Subscription Required. Please recommend JoVE to your librarian.

Discussion

Tümör ksenogreftlerinin tek hücre çözünürlüğünde görüntülenmesi, GBM biyolojisi hakkındaki anlayışımızı geliştirmek için vazgeçilmez bir araç haline gelecektir. Fare PDX modellerinde canlı görüntüleme, GBM'nin toplu olarak beyin dokusunu nasıl istila ettiğine dair değerli keşiflere yol açmıştır18. Bununla birlikte, bugüne kadar, uzaysal zamansal çözünürlük, GBM istilasını kontrol eden proteinlerin dinamiklerini ortaya çıkaracak kadar yüksek değildir. Şeffaf zebra balığı larvalarındaki GBM hücrelerinin ortotopik engraftingini yüksek çözünürlüklü intravital görüntüleme ile birleştirerek, MTs gibi sitoiskelet proteinlerinin in situ GBM invazyonu sırasında dinamiklerini analiz etmek için yeterli ayrıntıda analiz edilebileceğini düşündük .

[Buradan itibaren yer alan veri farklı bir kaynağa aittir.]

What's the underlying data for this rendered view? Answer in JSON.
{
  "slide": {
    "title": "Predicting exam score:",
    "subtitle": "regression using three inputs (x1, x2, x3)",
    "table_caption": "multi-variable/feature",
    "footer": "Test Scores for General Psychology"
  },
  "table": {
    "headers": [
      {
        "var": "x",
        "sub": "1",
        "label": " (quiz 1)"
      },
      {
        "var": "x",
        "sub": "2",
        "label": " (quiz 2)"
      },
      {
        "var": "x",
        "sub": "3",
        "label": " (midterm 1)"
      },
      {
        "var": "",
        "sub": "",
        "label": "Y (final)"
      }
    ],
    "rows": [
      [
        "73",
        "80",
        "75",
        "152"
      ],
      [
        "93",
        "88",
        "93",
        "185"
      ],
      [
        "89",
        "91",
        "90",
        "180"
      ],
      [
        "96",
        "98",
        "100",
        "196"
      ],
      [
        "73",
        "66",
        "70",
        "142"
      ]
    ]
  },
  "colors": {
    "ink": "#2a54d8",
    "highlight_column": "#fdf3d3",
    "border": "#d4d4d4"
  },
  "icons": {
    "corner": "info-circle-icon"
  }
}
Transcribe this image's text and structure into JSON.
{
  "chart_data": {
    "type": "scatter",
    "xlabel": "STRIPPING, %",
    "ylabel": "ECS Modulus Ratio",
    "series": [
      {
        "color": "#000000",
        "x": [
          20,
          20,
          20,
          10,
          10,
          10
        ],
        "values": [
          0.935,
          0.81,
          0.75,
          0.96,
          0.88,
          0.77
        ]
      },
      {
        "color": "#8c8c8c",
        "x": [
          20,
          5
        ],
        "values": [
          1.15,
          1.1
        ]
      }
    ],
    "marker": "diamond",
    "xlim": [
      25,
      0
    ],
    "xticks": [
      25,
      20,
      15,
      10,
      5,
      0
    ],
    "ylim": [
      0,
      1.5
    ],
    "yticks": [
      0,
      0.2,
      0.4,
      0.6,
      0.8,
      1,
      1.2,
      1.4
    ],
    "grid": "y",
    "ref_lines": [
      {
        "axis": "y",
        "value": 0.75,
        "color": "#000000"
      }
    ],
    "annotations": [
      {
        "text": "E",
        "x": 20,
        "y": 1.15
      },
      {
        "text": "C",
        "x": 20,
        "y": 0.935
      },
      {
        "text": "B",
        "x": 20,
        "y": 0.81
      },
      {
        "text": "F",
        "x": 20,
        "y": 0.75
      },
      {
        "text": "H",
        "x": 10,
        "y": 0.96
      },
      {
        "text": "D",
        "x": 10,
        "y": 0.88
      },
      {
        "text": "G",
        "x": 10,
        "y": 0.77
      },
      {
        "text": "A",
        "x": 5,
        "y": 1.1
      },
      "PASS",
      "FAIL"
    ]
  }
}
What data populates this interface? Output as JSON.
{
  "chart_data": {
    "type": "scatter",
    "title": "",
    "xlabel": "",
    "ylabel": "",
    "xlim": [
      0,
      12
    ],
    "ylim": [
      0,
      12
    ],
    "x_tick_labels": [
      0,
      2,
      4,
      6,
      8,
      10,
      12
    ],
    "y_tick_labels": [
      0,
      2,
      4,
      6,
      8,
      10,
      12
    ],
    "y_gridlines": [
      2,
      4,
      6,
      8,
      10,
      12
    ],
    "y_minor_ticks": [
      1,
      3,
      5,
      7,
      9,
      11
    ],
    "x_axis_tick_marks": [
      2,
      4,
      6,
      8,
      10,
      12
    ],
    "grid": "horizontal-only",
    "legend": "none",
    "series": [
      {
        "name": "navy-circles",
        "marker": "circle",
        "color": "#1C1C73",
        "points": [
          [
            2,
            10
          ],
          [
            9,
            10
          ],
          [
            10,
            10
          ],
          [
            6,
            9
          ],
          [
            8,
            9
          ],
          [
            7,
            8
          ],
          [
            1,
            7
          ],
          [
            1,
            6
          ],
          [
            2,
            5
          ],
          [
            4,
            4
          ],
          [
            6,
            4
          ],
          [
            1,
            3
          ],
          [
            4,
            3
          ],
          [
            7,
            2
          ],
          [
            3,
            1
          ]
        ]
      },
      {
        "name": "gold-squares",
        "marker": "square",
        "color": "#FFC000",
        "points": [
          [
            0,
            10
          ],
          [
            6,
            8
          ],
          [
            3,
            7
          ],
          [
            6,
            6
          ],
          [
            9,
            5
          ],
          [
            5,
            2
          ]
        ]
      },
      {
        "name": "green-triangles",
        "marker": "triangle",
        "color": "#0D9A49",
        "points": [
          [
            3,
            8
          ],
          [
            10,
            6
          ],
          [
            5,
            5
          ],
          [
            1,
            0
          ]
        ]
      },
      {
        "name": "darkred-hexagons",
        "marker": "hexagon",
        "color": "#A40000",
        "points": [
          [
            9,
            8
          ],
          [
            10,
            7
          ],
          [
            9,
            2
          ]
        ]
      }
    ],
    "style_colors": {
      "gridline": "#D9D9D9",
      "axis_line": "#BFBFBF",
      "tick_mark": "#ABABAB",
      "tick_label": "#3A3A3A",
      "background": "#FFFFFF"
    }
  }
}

Metodolojinin kritik adımları, GBM hücrelerinin hazırlanmasında ve mikroenjeksiyon prosedüründe yatmaktadır. Sağlıksız ve yetersiz ayrışmış hücreler birbirine veya kılcal sınırlara yapışacak ve enjeksiyon akışını engelleyecektir. Ek olarak, hücrelerin enjekte edilen hacmi en aza indirmek ve toplu olarak implante etmek için kılcal damarda yeterince konsantre olmaları gerekir. Daha yüksek hacimli daha seyreltilmiş hücrelerin enjekte edilmesi, invaziv indekslerinin ölçülmesi zorlaşan çoklu, bazen birbirine karışmış tümör odaklarına neden olacaktır. Ellerimizde, yağ bazlı mikroenjektörün manuel olarak kullanılması, enjeksiyon akışının daha önce benzer bir model19'da kullanılmış olan basınçlı hava bazlı elektronik bir mikroenjektörden daha iyi kontrol edilmesini sağlar. Bu, beynin içindeki aşırı akış basıncını önlemek, böylece enjekte edilen hücrelerin sonraki doku hasarını ve ventriküler agregasyonunu önlemek için kritik öneme sahiptir.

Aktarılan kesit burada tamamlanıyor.